I stopped paddling, felt my momentum against the current slack then disappear, and let the world slip backwards.
“What now?” I thought.
Three miles. Three miles up swift, ripply water just to watch the river narrow and twist through a tight channel, to stare at the dam plugged across it, to search in vain for an old trail, to crawl through a reed-choked marsh trying to reach a road that was too far. Three miles just to turn around and go back, to cover the same ground, to feel bitter.
I floated backward and looked at maps, trying to figure out some way forward, someway past the wall. The Ottawa splits into two channels, the northern one with a dam, the southern one with miles of whitewater with no good roads around either, but there’s a third route, the one natives used before Montrealers turned the fur trade into a heavily laden industry with thirty-six foot long canoes and three tons of cargo.
A string of ponds and streams up to Muskrat Lake, a long, thin basin that drains back in into the Ottawa forty miles upstream, far beyond the whitewater and dam.
The string of lakes and streams were behind me and looked nightmarish, but a ten-mile walk could get me to Muskrat Lake.
I thought of my feet blistering on the portage into Montreal, of popping them with a needle and wrapping them in duct tape, of how the straps of my sandals wore my skin raw in places, how I felt exhausted for days.
“You only have so many of these in you, you know,” I said.
Ten miles looks so small on a map. You can run a finger across it in a heartbeat. It looks easy until you’re in it, but it’s a way forward.
Maybe. Maybe not. The Muskrat River draining the far side of the lake could be anything from a stream to whitewater to a mud puddle, it’s only a blue line on the map, a lot to hang a ten-mile portage on.

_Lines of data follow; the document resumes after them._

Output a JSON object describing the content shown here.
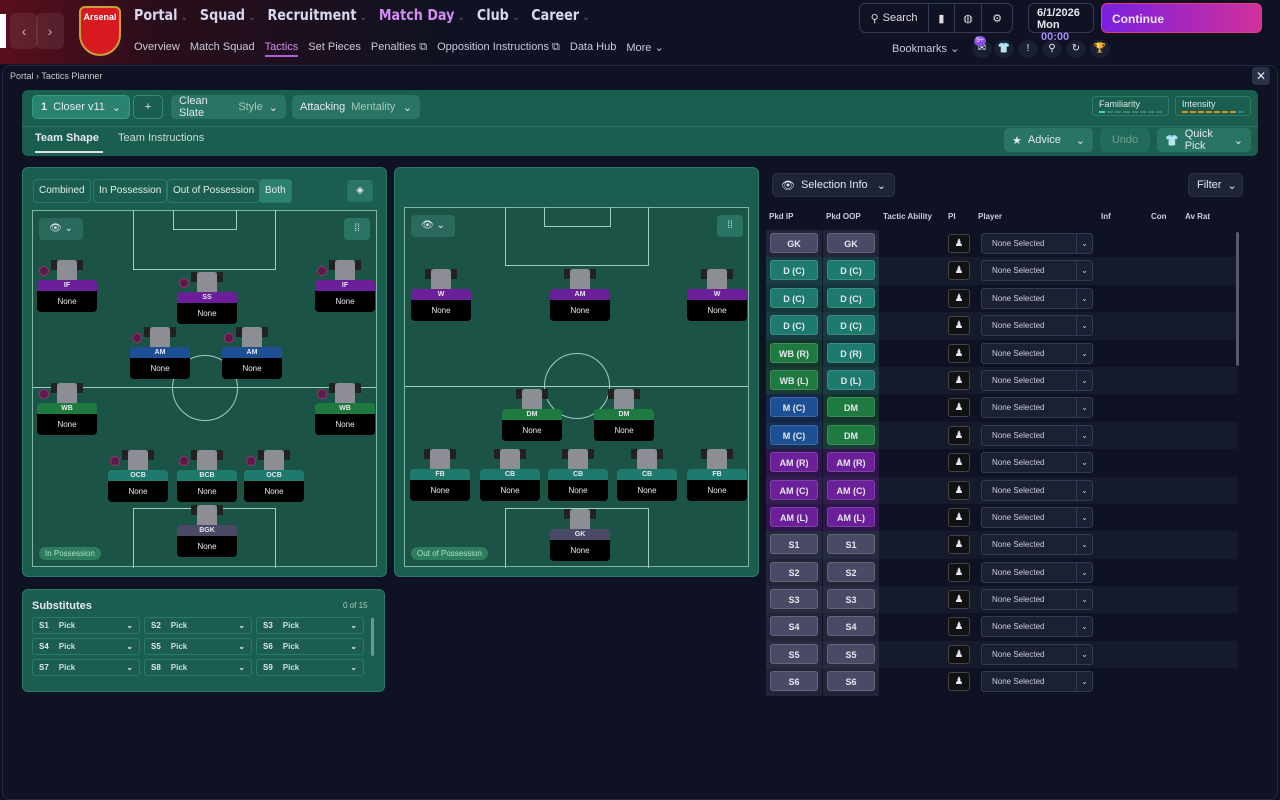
{
  "nav": {
    "back": "‹",
    "forward": "›",
    "club": "Arsenal",
    "main": [
      {
        "label": "Portal"
      },
      {
        "label": "Squad"
      },
      {
        "label": "Recruitment"
      },
      {
        "label": "Match Day",
        "active": true
      },
      {
        "label": "Club"
      },
      {
        "label": "Career"
      }
    ],
    "sub": [
      {
        "label": "Overview"
      },
      {
        "label": "Match Squad"
      },
      {
        "label": "Tactics",
        "active": true
      },
      {
        "label": "Set Pieces"
      },
      {
        "label": "Penalties ⧉"
      },
      {
        "label": "Opposition Instructions ⧉"
      },
      {
        "label": "Data Hub"
      },
      {
        "label": "More ⌄"
      }
    ],
    "search": "Search",
    "date": "6/1/2026",
    "day": "Mon",
    "time": "00:00",
    "continue": "Continue",
    "bookmarks": "Bookmarks",
    "notif_count": "9+"
  },
  "breadcrumb": {
    "root": "Portal",
    "current": "Tactics Planner"
  },
  "toolbar": {
    "tactic_num": "1",
    "tactic_name": "Closer v11",
    "add": "+",
    "style_value": "Clean Slate",
    "style_label": "Style",
    "mentality_value": "Attacking",
    "mentality_label": "Mentality",
    "familiarity": "Familiarity",
    "familiarity_level": 1,
    "intensity": "Intensity",
    "intensity_level": 7,
    "meter_max": 8,
    "tabs": [
      "Team Shape",
      "Team Instructions"
    ],
    "advice": "Advice",
    "undo": "Undo",
    "quick_pick": "Quick Pick"
  },
  "views": [
    "Combined",
    "In Possession",
    "Out of Possession",
    "Both"
  ],
  "colors": {
    "purple": "#6b1f99",
    "blue": "#1d4f95",
    "green": "#1e7a3e",
    "teal": "#1d7a6c",
    "grey": "#4a4a66"
  },
  "pitch_ip": {
    "label": "In Possession",
    "players": [
      {
        "role": "IF",
        "name": "None",
        "color": "purple"
      },
      {
        "role": "SS",
        "name": "None",
        "color": "purple"
      },
      {
        "role": "IF",
        "name": "None",
        "color": "purple"
      },
      {
        "role": "AM",
        "name": "None",
        "color": "blue"
      },
      {
        "role": "AM",
        "name": "None",
        "color": "blue"
      },
      {
        "role": "WB",
        "name": "None",
        "color": "green"
      },
      {
        "role": "WB",
        "name": "None",
        "color": "green"
      },
      {
        "role": "OCB",
        "name": "None",
        "color": "teal"
      },
      {
        "role": "BCB",
        "name": "None",
        "color": "teal"
      },
      {
        "role": "OCB",
        "name": "None",
        "color": "teal"
      },
      {
        "role": "BGK",
        "name": "None",
        "color": "grey"
      }
    ]
  },
  "pitch_oop": {
    "label": "Out of Possession",
    "players": [
      {
        "role": "W",
        "name": "None",
        "color": "purple"
      },
      {
        "role": "AM",
        "name": "None",
        "color": "purple"
      },
      {
        "role": "W",
        "name": "None",
        "color": "purple"
      },
      {
        "role": "DM",
        "name": "None",
        "color": "green"
      },
      {
        "role": "DM",
        "name": "None",
        "color": "green"
      },
      {
        "role": "FB",
        "name": "None",
        "color": "teal"
      },
      {
        "role": "CB",
        "name": "None",
        "color": "teal"
      },
      {
        "role": "CB",
        "name": "None",
        "color": "teal"
      },
      {
        "role": "CB",
        "name": "None",
        "color": "teal"
      },
      {
        "role": "FB",
        "name": "None",
        "color": "teal"
      },
      {
        "role": "GK",
        "name": "None",
        "color": "grey"
      }
    ]
  },
  "subs": {
    "title": "Substitutes",
    "count": "0 of 15",
    "slots": [
      {
        "id": "S1",
        "value": "Pick"
      },
      {
        "id": "S2",
        "value": "Pick"
      },
      {
        "id": "S3",
        "value": "Pick"
      },
      {
        "id": "S4",
        "value": "Pick"
      },
      {
        "id": "S5",
        "value": "Pick"
      },
      {
        "id": "S6",
        "value": "Pick"
      },
      {
        "id": "S7",
        "value": "Pick"
      },
      {
        "id": "S8",
        "value": "Pick"
      },
      {
        "id": "S9",
        "value": "Pick"
      }
    ]
  },
  "selection": {
    "info": "Selection Info",
    "filter": "Filter",
    "headers": [
      "Pkd IP",
      "Pkd OOP",
      "Tactic Ability",
      "PI",
      "Player",
      "Inf",
      "Con",
      "Av Rat"
    ],
    "rows": [
      {
        "ip": "GK",
        "oop": "GK",
        "ipc": "grey",
        "oopc": "grey",
        "player": "None Selected"
      },
      {
        "ip": "D (C)",
        "oop": "D (C)",
        "ipc": "teal",
        "oopc": "teal",
        "player": "None Selected"
      },
      {
        "ip": "D (C)",
        "oop": "D (C)",
        "ipc": "teal",
        "oopc": "teal",
        "player": "None Selected"
      },
      {
        "ip": "D (C)",
        "oop": "D (C)",
        "ipc": "teal",
        "oopc": "teal",
        "player": "None Selected"
      },
      {
        "ip": "WB (R)",
        "oop": "D (R)",
        "ipc": "green",
        "oopc": "teal",
        "player": "None Selected"
      },
      {
        "ip": "WB (L)",
        "oop": "D (L)",
        "ipc": "green",
        "oopc": "teal",
        "player": "None Selected"
      },
      {
        "ip": "M (C)",
        "oop": "DM",
        "ipc": "blue",
        "oopc": "green",
        "player": "None Selected"
      },
      {
        "ip": "M (C)",
        "oop": "DM",
        "ipc": "blue",
        "oopc": "green",
        "player": "None Selected"
      },
      {
        "ip": "AM (R)",
        "oop": "AM (R)",
        "ipc": "purple",
        "oopc": "purple",
        "player": "None Selected"
      },
      {
        "ip": "AM (C)",
        "oop": "AM (C)",
        "ipc": "purple",
        "oopc": "purple",
        "player": "None Selected"
      },
      {
        "ip": "AM (L)",
        "oop": "AM (L)",
        "ipc": "purple",
        "oopc": "purple",
        "player": "None Selected"
      },
      {
        "ip": "S1",
        "oop": "S1",
        "ipc": "grey",
        "oopc": "grey",
        "player": "None Selected"
      },
      {
        "ip": "S2",
        "oop": "S2",
        "ipc": "grey",
        "oopc": "grey",
        "player": "None Selected"
      },
      {
        "ip": "S3",
        "oop": "S3",
        "ipc": "grey",
        "oopc": "grey",
        "player": "None Selected"
      },
      {
        "ip": "S4",
        "oop": "S4",
        "ipc": "grey",
        "oopc": "grey",
        "player": "None Selected"
      },
      {
        "ip": "S5",
        "oop": "S5",
        "ipc": "grey",
        "oopc": "grey",
        "player": "None Selected"
      },
      {
        "ip": "S6",
        "oop": "S6",
        "ipc": "grey",
        "oopc": "grey",
        "player": "None Selected"
      }
    ]
  }
}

I found an old boat ramp at the end of a long dirt road and sat down to eat dinner as the sun set. The air felt cool, the water still. A pair of guys pulled up in a pickup truck with a small boat in the back to test out a motor. I asked them about roads and what kind of traffic would be on them.
Dirt roads most of the way, they said. Almost no traffic.
They wished me luck and I watched them motor down the river. It’s always hard to leave the water and I knew I’d think about this moment for hours.
I slipped the cart underneath the hull, lifted the bow, and pulled down the road into the darkness to find a way around the wall.